MA Comparative Literature/History
About this course
Comparative literature is the study of literary works across cultural and national boundaries, engaging with texts from different languages, traditions, periods, and genres alongside the critical and theoretical frameworks that help us understand how literature works across these differences. It is a discipline that resists the narrowness of national literary canons, asking instead what happens when we read across borders and what the patterns, differences, and shared concerns across literary traditions reveal about human experience. Pairing it with history adds a rigorous empirical and archival dimension, grounding the comparative study of literature in the actual contexts of its production. At the University of Glasgow this four-year, full-time Joint Honours programme develops your engagement with both disciplines within a university that has exceptional strengths in literary studies and history. You will read works from across languages and periods, developing your critical vocabulary and your ability to engage with different scholarly traditions, while also studying historical methods, archives, and the major debates in historiography from different periods and regions. A year abroad is built into the programme, giving you the opportunity to study at a partner university in another country and to encounter different literary and historical cultures at first hand. Graduates of comparative literature and history move into careers in publishing, journalism, academia, the civil service, education, heritage, and the cultural sector.
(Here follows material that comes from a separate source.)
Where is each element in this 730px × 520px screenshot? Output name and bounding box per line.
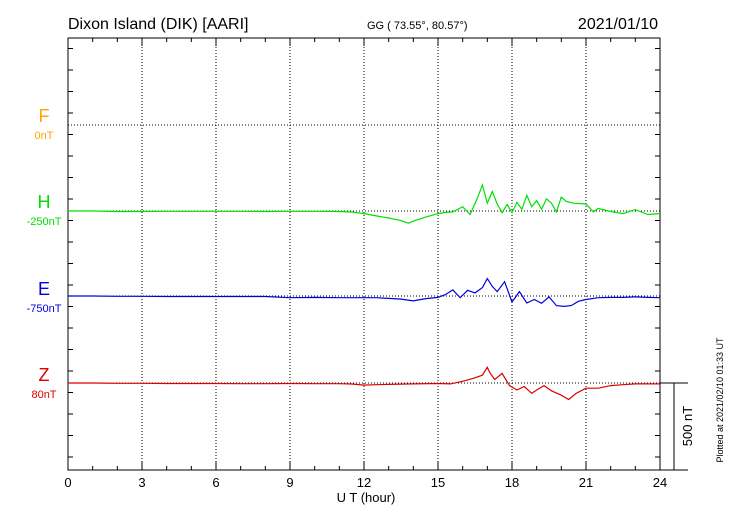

The research, analytical, and communication skills the combination develops are valued across a wide range of professional contexts, and many graduates are distinctive in the graduate job market because their training spans disciplines and cultures in a way that most single-subject degrees do not. Further study at postgraduate level in comparative literature, literary theory, history, or a related field is a natural next step for those who want to develop specialist expertise or pursue academic research careers.